PM: Challenges aside, what's the best part about what you do?

LA: "Just coaching in general is seeing them get better. That's the most rewarding. And for them to say thank you. And then the bigger picture is when they get a job and you're one of their first phone calls. Or they get married or they have their first child and you're involved in their life after they take the uniform off. That's the most rewarding. I had two alumni weddings this summer and that's probably the most awesome because now you're seeing them outside the softball element and you're sharing their joy."

PM: I've had a lot of people say that might not be immediate when they leave, but a few years down the road, maybe they realize it more.

LA: "Yes. Definitely. Not everyone figures it out at the same time. Some kids figure it out while they're here and that's great.
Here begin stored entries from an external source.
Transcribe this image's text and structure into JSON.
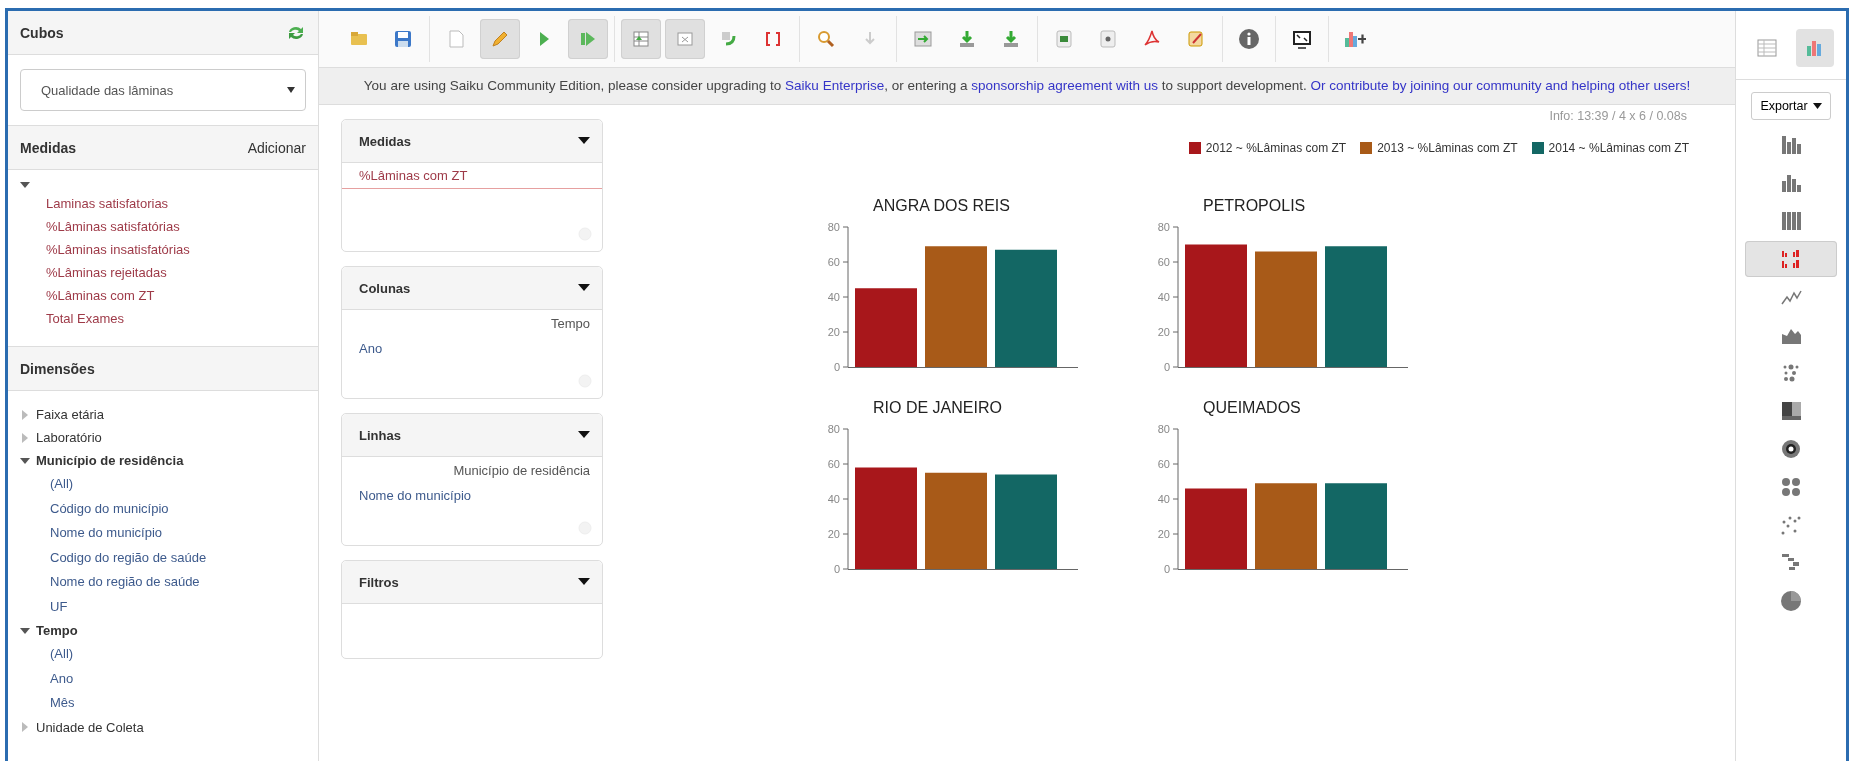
{
  "cubes": {
    "title": "Cubos",
    "selected_cube": "Qualidade das lâminas"
  },
  "measures": {
    "title": "Medidas",
    "action": "Adicionar",
    "expanded": true,
    "items": [
      "Laminas satisfatorias",
      "%Lâminas satisfatórias",
      "%Lâminas insatisfatórias",
      "%Lâminas rejeitadas",
      "%Lâminas com ZT",
      "Total Exames"
    ]
  },
  "dimensions": {
    "title": "Dimensões",
    "tree": [
      {
        "label": "Faixa etária",
        "expanded": false
      },
      {
        "label": "Laboratório",
        "expanded": false
      },
      {
        "label": "Município de residência",
        "expanded": true,
        "children": [
          {
            "label": "(All)"
          },
          {
            "label": "Código do município"
          },
          {
            "label": "Nome do município"
          },
          {
            "label": "Codigo do região de saúde"
          },
          {
            "label": "Nome do região de saúde"
          },
          {
            "label": "UF"
          }
        ]
      },
      {
        "label": "Tempo",
        "expanded": true,
        "children": [
          {
            "label": "(All)"
          },
          {
            "label": "Ano"
          },
          {
            "label": "Mês"
          }
        ]
      },
      {
        "label": "Unidade de Coleta",
        "expanded": false
      }
    ]
  },
  "toolbar": [
    [
      {
        "kind": "folder",
        "pressed": false
      },
      {
        "kind": "save",
        "pressed": false
      }
    ],
    [
      {
        "kind": "new",
        "pressed": false
      },
      {
        "kind": "pencil",
        "pressed": true
      },
      {
        "kind": "play",
        "pressed": false
      },
      {
        "kind": "autorun",
        "pressed": true
      }
    ],
    [
      {
        "kind": "table-refresh",
        "pressed": true
      },
      {
        "kind": "hide-empty",
        "pressed": true
      },
      {
        "kind": "swap",
        "pressed": false
      },
      {
        "kind": "brackets",
        "pressed": false
      }
    ],
    [
      {
        "kind": "magnifier",
        "pressed": false
      },
      {
        "kind": "down",
        "pressed": false
      }
    ],
    [
      {
        "kind": "export-table",
        "pressed": false
      },
      {
        "kind": "download",
        "pressed": false
      },
      {
        "kind": "download",
        "pressed": false
      }
    ],
    [
      {
        "kind": "xls",
        "pressed": false
      },
      {
        "kind": "csv",
        "pressed": false
      },
      {
        "kind": "pdf",
        "pressed": false
      },
      {
        "kind": "edit",
        "pressed": false
      }
    ],
    [
      {
        "kind": "info",
        "pressed": false
      }
    ],
    [
      {
        "kind": "screen",
        "pressed": false
      }
    ],
    [
      {
        "kind": "chart-plus",
        "pressed": false
      }
    ]
  ],
  "notice": [
    {
      "text": "You are using Saiku Community Edition, please consider upgrading to ",
      "kind": "text"
    },
    {
      "text": "Saiku Enterprise",
      "kind": "link"
    },
    {
      "text": ", or entering a ",
      "kind": "text"
    },
    {
      "text": "sponsorship agreement with us",
      "kind": "link"
    },
    {
      "text": " to support development. ",
      "kind": "text"
    },
    {
      "text": "Or contribute by joining our community and helping other users!",
      "kind": "link"
    }
  ],
  "info": "Info: 13:39 / 4 x 6 / 0.08s",
  "panels": [
    {
      "title": "Medidas",
      "items": [
        {
          "kind": "measure",
          "text": "%Lâminas com ZT"
        }
      ]
    },
    {
      "title": "Colunas",
      "items": [
        {
          "kind": "dimension",
          "text": "Tempo"
        },
        {
          "kind": "level",
          "text": "Ano"
        }
      ]
    },
    {
      "title": "Linhas",
      "items": [
        {
          "kind": "dimension",
          "text": "Município de residência"
        },
        {
          "kind": "level",
          "text": "Nome do município"
        }
      ]
    },
    {
      "title": "Filtros"
    }
  ],
  "legend": [
    {
      "label": "2012 ~ %Lâminas com ZT",
      "color": "#a8171b"
    },
    {
      "label": "2013 ~ %Lâminas com ZT",
      "color": "#a85a18"
    },
    {
      "label": "2014 ~ %Lâminas com ZT",
      "color": "#136764"
    }
  ],
  "charts": [
    {
      "chart_data": {
        "type": "bar",
        "title": "ANGRA DOS REIS",
        "values": [
          45,
          69,
          67
        ],
        "ylim": [
          0,
          80
        ],
        "yticks": [
          0,
          20,
          40,
          60,
          80
        ]
      }
    },
    {
      "chart_data": {
        "type": "bar",
        "title": "PETROPOLIS",
        "values": [
          70,
          66,
          69
        ],
        "ylim": [
          0,
          80
        ],
        "yticks": [
          0,
          20,
          40,
          60,
          80
        ]
      }
    },
    {
      "chart_data": {
        "type": "bar",
        "title": "RIO DE JANEIRO",
        "values": [
          58,
          55,
          54
        ],
        "ylim": [
          0,
          80
        ],
        "yticks": [
          0,
          20,
          40,
          60,
          80
        ]
      }
    },
    {
      "chart_data": {
        "type": "bar",
        "title": "QUEIMADOS",
        "values": [
          46,
          49,
          49
        ],
        "ylim": [
          0,
          80
        ],
        "yticks": [
          0,
          20,
          40,
          60,
          80
        ]
      }
    }
  ],
  "view_modes": [
    {
      "kind": "table",
      "selected": false
    },
    {
      "kind": "chart",
      "selected": true
    }
  ],
  "export_button": "Exportar",
  "chart_types": [
    {
      "kind": "bar",
      "selected": false
    },
    {
      "kind": "stacked",
      "selected": false
    },
    {
      "kind": "stacked100",
      "selected": false
    },
    {
      "kind": "multiple",
      "selected": true
    },
    {
      "kind": "line",
      "selected": false
    },
    {
      "kind": "area",
      "selected": false
    },
    {
      "kind": "dots",
      "selected": false
    },
    {
      "kind": "treemap",
      "selected": false
    },
    {
      "kind": "sunburst",
      "selected": false
    },
    {
      "kind": "multi-sunburst",
      "selected": false
    },
    {
      "kind": "scatter",
      "selected": false
    },
    {
      "kind": "waterfall",
      "selected": false
    },
    {
      "kind": "pie",
      "selected": false
    }
  ]
}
Those are the ones that really, really flourish. The ones that figure it out a little bit after, even if it's ten years, eventually you want them all to be able to figure it out."

PM: Whenever you walk away, what would you want people that played for you to say about you as a coach?

LA: "That I cared about them. That I helped make them not only better players, but better people. I want to be remembered as just really caring about them. A hundred percent with them all the time. And that I always did what was best for them. Not only what was best for the team, but best for them. That to me is really important. It always is their best interest at heart. All the time. That might not be what they want to hear, but it is for their best interest."